恩田陸の光の帝国を読んだ。なかなかいい。エンターティナーだな、と思う。それも古いタイプの。超能力者の物語なのだが、SFともファンタジーとも言える、10年前なら確実にSFと呼ばれただろう。

タイトルがかなり気張っているので、敬遠する人は多いかもしれない。解説を書いている女性もそうだったらしいし、私もそうだ。作品内容からすると「光の帝国」と「常野物語」の中間ぐらいにあるように思う。だからタイトルが二つあるのかもしれない。

恩田陸、というペンネームはかなり良いと思う。だから気になってはいた。「六番目の小夜子」はファンタジー大賞の候補で、後にドラマにもなった。私と同い年らしい。ドラマは少し見た。なかなか面白いとは思ったが、ずっと見るほど、また小説を読み返そうと思うほど魅力的には思えなかった。

さて「光の帝国」を読んでみて、なんだか気が晴れたような、すっきりした気分になった。ありがたい。しばらく仕事が立て込んでいて小説を手にとる暇が取れず少々イライラしていたのだが、その乾きを癒してくれるに十分な瑞々しい小説だった。それと気になっていた小骨が取れたような、それもある。

10本の短編から構成されている。それぞれ趣向が異なり、いろいろな小説技巧で作られている。そしてそのどれもがなかなかに完成度が高い。良い作を作る工芸作家の作品を鑑賞しているようだ。ひどく驚きを感じたり、新しく開かれる感じを得たりすることは少ない。作者もそういうものを志向してはいないようだ。安心して楽しめる。

最初の「大きな引き出し」では、異常に記憶力の良い家族が登場する。彼等はそれを「しまう」というのだが、日本の古典文学も、シェークスピアも、楽譜も何でも「しまって」しまえる。小学生の主人公は学校から帰ると、日課として様々な書物を「しまう」。専用の書見台もあり、先祖代々そうやって「しまい」つづけていたらしい。ただし、このことは、余所には知らせてはいけない。なぜ、しまえるのか、なんのためにしまうのか、主人公は最近疑問に思いはじめている。

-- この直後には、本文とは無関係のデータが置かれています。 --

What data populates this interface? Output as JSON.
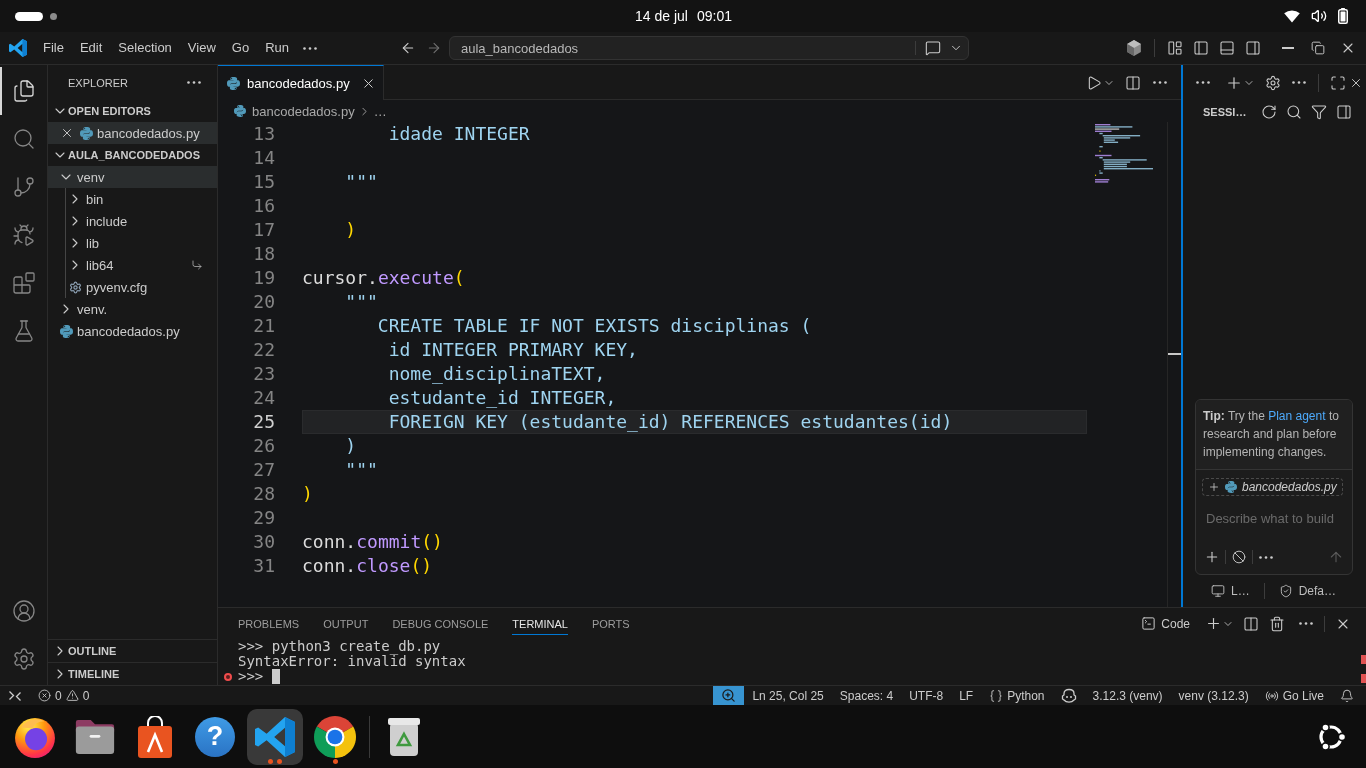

短い作品だが、準備なく読みはじめて、そのまま家族とフレッシュネスバーガーに行った。ところが店で食事をしているころに、佳境にさしかかり、思わずウルウルになってしまって慌てた。しばらく小説から遠ざかっていたので免疫が薄くなっていたのかもしれない。

この他の短編も、けっこう泣かせどころのあるものが多い。公衆の面前で読むときは少し注意が必要かもしれない。

どれも好短編だが、あえて選ぶとすると「草取り」が気に入っている。新宿東口あたりをイメージして読んだ。私の体に草は生えていないだろうか。

それから甘いかもしれないが「二つの茶碗」も好きだ。小さな良い料理屋という設定からして私好みだ。自分でも、小さな良い店を舞台にした小説を書きたいと思う。

なお、短編の集まりなので物足りないところもある。長篇を読んでみたい、と思う。そこでとりあえず「上と外」を読みはじめた。一巻を読むかぎり長篇らしいはじまり方でなかなか良い。期待して読み進めることにしよう。